Why doctors and engineers are teaming up to make aging better
America is facing an eldercare crisis as the number of Americans age 65 and older will rise to 82 million by 2050, while growth among younger groups stagnates. Dr. Peter Abadir, an associate professor of geriatric medicine at Johns Hopkins University, is tackling this issue in multiple ways using artificial intelligence and other cutting-edge technology. His team at the Artificial Intelligence and Technology Collaboratory for Aging Research (AITC) aims to use technology to help adults live longer, healthier lives at home, even if family is far away.
Kate MacArthur: How do you define successful aging?
Dr. Peter Abadir: Successful aging is not simply the absence of disease, but independence, preservation of function and quality of life as people grow older. It's enabling our older adults to live meaningfully and stay engaged in their community, stay at home and maintain control over their health decisions. The next chapter in taking care of older adults is going to be co-written together between engineers, technologists and clinician scientists.
MacArthur: What are promising interventions to extend health span and delay age-related diseases?

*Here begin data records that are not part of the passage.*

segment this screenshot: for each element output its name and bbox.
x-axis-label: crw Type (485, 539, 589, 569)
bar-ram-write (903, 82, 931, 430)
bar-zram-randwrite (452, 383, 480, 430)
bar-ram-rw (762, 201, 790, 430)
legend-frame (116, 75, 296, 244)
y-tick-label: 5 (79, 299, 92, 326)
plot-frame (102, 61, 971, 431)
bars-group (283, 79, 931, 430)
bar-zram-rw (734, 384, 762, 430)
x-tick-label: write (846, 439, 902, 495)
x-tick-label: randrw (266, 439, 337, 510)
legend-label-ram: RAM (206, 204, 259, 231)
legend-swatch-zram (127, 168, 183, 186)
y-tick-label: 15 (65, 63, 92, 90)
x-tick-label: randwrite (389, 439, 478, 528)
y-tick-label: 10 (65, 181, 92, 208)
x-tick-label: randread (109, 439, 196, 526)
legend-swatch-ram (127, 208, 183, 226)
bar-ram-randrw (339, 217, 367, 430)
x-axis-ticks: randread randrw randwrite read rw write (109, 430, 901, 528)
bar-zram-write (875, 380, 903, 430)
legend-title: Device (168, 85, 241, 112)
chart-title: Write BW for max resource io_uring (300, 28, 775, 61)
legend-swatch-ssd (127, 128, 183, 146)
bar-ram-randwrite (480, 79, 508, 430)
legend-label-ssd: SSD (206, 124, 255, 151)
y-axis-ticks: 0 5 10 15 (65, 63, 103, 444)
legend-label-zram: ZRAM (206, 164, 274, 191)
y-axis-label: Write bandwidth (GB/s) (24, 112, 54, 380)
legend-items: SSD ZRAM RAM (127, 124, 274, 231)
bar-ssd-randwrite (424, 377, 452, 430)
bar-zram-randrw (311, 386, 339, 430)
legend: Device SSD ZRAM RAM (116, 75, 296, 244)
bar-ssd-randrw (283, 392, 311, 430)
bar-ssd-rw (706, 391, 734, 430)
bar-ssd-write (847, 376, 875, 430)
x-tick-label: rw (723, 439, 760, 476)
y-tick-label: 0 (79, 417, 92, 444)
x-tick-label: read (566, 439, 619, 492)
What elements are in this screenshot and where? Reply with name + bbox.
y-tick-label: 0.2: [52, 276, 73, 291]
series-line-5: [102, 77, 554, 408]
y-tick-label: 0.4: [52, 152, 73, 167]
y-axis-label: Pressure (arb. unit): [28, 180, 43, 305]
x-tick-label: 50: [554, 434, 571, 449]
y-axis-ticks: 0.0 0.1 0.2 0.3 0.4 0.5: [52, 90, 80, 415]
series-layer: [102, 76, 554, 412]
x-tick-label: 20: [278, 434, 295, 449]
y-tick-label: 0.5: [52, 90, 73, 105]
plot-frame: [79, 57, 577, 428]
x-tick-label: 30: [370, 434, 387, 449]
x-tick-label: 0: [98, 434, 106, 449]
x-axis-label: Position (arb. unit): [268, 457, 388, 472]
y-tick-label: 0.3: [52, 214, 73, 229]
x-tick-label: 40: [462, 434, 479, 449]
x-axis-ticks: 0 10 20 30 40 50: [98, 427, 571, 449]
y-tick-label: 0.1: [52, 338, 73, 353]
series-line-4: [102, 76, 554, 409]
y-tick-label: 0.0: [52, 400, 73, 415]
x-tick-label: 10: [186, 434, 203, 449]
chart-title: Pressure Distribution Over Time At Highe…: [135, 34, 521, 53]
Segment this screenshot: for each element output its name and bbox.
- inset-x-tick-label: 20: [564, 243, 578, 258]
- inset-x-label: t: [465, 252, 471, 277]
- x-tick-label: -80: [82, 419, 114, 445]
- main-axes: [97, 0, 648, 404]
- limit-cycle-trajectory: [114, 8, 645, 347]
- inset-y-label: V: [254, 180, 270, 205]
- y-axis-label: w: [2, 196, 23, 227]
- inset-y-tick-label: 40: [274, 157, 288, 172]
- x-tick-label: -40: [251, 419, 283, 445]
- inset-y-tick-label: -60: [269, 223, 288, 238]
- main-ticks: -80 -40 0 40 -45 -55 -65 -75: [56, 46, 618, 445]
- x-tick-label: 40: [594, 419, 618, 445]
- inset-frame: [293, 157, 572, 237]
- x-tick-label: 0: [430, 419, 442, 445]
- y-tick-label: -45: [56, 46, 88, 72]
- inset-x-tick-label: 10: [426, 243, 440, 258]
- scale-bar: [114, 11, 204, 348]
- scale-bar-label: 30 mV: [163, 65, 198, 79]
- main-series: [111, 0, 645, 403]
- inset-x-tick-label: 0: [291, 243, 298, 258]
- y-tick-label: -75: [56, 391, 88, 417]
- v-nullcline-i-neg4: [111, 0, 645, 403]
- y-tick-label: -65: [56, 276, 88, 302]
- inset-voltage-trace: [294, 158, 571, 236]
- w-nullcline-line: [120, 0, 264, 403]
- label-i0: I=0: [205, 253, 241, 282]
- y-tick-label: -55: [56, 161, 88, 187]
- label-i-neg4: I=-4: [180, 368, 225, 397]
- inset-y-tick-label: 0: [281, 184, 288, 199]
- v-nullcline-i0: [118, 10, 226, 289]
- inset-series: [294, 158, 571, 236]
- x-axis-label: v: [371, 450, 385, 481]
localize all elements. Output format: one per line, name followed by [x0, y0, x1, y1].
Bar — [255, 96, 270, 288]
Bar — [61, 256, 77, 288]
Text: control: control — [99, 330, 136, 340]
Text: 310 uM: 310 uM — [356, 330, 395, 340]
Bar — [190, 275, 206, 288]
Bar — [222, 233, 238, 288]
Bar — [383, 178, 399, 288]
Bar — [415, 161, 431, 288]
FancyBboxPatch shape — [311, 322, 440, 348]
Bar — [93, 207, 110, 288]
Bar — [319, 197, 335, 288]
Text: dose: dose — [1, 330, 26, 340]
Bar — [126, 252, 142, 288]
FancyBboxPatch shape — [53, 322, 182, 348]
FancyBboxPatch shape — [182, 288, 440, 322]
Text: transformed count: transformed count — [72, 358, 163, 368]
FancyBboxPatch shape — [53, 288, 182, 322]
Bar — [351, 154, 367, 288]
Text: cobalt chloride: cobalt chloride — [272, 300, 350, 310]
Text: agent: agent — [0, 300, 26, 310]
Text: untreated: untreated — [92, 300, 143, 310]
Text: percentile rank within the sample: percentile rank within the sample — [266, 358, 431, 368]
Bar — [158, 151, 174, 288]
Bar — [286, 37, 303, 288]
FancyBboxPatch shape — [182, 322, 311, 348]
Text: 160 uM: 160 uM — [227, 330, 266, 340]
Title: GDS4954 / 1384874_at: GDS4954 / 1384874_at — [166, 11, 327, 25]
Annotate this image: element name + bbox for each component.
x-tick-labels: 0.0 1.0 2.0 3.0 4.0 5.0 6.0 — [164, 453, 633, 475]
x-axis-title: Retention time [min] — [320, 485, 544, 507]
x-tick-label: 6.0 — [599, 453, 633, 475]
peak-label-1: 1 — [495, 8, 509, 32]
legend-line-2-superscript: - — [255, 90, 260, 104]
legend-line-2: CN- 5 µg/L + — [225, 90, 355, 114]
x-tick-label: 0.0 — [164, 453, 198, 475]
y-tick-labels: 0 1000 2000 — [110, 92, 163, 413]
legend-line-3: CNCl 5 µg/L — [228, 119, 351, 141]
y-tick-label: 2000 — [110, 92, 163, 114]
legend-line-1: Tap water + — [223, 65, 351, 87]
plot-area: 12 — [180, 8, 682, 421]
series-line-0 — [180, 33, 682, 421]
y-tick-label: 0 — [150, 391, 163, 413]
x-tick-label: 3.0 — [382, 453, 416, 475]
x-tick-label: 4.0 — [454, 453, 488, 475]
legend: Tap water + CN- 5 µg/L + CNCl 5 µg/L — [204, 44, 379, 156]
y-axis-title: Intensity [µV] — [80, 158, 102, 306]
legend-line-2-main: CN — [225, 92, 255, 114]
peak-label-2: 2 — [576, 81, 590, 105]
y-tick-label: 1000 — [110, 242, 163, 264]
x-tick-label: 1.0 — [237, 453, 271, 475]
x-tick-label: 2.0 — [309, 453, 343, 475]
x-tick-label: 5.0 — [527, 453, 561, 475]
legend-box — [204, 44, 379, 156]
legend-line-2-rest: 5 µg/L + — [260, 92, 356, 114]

Abadir: Some are the gait assessment tools we are building and the cameras we’re using to assess physical function in older adults. Those will allow a clinician to do what would take two hours to a few seconds or a few minutes. Another technology we funded through the AITC from a company that looked at sleep found that disturbance in sleep is a common complaint of a lot of the patients that came with cognitive decline. The market is full of medications that will put you in “coma,” but not really give you that deep, refreshing sleep. They worked on an EEG device that’s like a sports headband you wear, and it’s synced with a tool that emits pink noise, keeping older adults in deep sleep longer.

MacArthur: Government funding of medical research is being cut. What happens then?
Abadir: We realize that we cannot depend on the government forever to be the driver behind all the new advances and technologies. There should be some cost-sharing with industry, with philanthropy, with other entities that should support this mission. If we continue to depend on the government as a sole provider for this, we will not get anywhere.
MacArthur: Loneliness is a problem for this population. Are there solutions coming?
Abadir: There is no substitute for the human touch. But when resources are limited, maybe technology can provide less of an optimal solution. What we have been working on involves augmented reality and building glasses that can basically take you through the streets of Baltimore, and you interact with different people. This is a complicated issue that I don't think is going to be solved with one technology.
We realize that we cannot depend on the government forever to be the driver behind all the new advances and technologies.”
MacArthur: What can help caregivers support their loved ones meaningfully from far away?
Abadir: I’ll share a technology we have been working on. It is a Wi-Fi-based technology that allows a caregiver to detect movement and falls at home. That router you have at home emits a Wi-Fi signal; if you have solved the algorithm, any disruption of that signal when somebody walks through the room or falls, you can detect that and send a signal to the caregiver that something happened. Another technology is cloning the voice of the caregiver, not just the tone but how you say different things, and to use that as a reminder for the loved one about medications, eating, etc. There is evidence that older adults with some cognitive impairment respond better to familiar voices.
MacArthur: What should businesses know about the urgent eldercare needs to be a part of the solution?
Abadir: I'll talk first about the workforce. Geriatrics nurse aides, trained nurses that take care of older adults, need flexibility, tools, resources, funding, financial support, and this is the foundation we will be building on.
Even if you have the most advanced technologies but no workforce to use it, then we won’t move a lot. Second is codesigning, coinventing. We call it Living Labs. How can we bring in investors and people with philanthropy to see the massive opportunity for innovation in aging tech, from financial tools to home safety to cognitive support, to invest in the development of the technology, in the scholars that will be developing the technologies, in databases that will be part of the future of deciding whether that technology is effective?